Come è potuto succedere? Continuo a pensare a quando vivevamo praticamente in simbiosi, quando tutto il resto aveva un significato solo in funzione a noi, e parlavamo una specie di lingua tutta nostra, fatta di riferimenti del tutto esclusivi, inaccessibili al povero, ignaro ascoltatore alle nostre deliranti conversazioni. Poi, relativamente all’improvviso, tutto è cambiato. “La vita è così”, dicono, ma io non l’ho mai digerita, quest’espressione. Perché “la vita” deve sempre essere la versione un po’ più schifosa, la versione imperfetta delle cose belle? Passiamo tutta la nostra infanzia a prepararci un mondo illusorio e poi -sorpresa!- la vita vera è solo un susseguirsi mediocre di aspettative, di delusioni e poi di nuove aspettative?
E mi ritrovo a pensare che forse non potrò mai perdonarvelo, di aver tradito le mie, di aspettative. Così come non potrò mai perdonarmelo, di avervi permesso di farlo, di aver contribuito a trasformare tutto in questa versione odiosamente imperfetta delle cose belle.

Quando smetto di girare attorno al tavolo, mi siedo sul mio letto. Sul mio comodino ci sono delle foto che ho scattato con voi, pochi anni fa. In un primo momento non nego un po’ di rancore, un briciolo di risentimento di fronte alle vostre maledettissime, sorridenti facce.
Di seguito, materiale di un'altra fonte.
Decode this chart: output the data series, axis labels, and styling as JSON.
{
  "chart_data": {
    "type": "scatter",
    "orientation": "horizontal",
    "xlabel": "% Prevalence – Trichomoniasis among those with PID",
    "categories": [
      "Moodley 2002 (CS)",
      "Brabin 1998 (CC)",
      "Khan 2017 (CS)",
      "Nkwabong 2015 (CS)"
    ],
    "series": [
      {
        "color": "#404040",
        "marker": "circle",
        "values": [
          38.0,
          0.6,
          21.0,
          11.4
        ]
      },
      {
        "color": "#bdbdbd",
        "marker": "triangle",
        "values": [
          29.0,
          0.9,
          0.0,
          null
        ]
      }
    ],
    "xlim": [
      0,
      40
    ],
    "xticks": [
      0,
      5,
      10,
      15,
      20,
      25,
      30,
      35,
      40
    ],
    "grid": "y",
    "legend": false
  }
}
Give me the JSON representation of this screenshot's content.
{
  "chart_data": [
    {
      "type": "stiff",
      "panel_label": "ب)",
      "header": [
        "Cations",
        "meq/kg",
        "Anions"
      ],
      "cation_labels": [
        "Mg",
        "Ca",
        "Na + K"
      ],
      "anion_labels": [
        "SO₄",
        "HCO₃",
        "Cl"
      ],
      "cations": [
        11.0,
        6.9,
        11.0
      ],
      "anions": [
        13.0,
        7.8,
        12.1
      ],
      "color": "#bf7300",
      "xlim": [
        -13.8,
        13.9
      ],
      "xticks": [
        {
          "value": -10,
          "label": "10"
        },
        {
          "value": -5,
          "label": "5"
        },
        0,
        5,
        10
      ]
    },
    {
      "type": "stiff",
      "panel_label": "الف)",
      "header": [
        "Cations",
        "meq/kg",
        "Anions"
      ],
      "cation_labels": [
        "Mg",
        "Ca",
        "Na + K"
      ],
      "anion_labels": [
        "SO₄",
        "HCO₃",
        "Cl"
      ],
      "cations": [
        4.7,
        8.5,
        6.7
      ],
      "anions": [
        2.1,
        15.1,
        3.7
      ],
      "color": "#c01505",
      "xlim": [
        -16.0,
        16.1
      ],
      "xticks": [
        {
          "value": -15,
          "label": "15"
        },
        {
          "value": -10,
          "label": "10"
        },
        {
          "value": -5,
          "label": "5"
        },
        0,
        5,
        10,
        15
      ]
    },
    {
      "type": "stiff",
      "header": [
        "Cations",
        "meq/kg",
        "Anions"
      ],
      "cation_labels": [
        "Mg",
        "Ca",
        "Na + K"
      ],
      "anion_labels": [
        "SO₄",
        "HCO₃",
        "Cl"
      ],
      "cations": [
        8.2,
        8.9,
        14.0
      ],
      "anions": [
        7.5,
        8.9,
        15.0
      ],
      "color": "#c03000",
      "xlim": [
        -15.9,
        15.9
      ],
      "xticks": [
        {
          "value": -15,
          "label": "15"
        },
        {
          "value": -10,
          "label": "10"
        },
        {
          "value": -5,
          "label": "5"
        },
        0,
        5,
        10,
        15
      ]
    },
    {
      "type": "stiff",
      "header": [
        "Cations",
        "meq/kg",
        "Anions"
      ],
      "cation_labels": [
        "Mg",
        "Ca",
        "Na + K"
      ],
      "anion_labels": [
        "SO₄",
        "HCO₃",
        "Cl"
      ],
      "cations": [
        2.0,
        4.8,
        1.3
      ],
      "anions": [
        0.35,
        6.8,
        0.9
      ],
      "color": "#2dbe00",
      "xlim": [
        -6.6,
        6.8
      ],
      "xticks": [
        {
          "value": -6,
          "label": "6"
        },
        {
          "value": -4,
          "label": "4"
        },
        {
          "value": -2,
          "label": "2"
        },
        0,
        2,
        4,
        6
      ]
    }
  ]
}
Cosa cazzo c’è da ridere? Non vi rendete conto, Noi di pochi anni fa, di come avete mandato tutto a farsi fottere?
Vi osservo per un po’. I pensieri si affollano, i ricordi che condivido con voi mi fanno sorridere (anzi, alcuni fanno decisamente ridere), e all’improvviso il mio rancore si affievolisce, e all’improvviso capisco che quella che sto provando non è affatto rabbia, ma nostalgia. Per la miseria, quanto mi mancate!

Ed è chiaro che probabilmente non verremo mai mangiati dagli zombie, probabilmente non saremo mai fatti a pezzi e chiusi nel baule di una macchina, né faremo mai a pezzi qualcuno e lo chiuderemo nel baule di una macchina (e non potete sapere quanto questo mi dispiaccia). Forse non faremo nemmeno mai un lungo viaggio assieme, in cui matureremo e impareremo cose molto importanti sulla vita in generale, sulle relazioni con le altre persone, cazzi e mazzi.
Sicuramente, tuttavia, siete la cosa più simile a quel mondo perfetto, semplice e vagamente infantile che continuo ad avere in testa.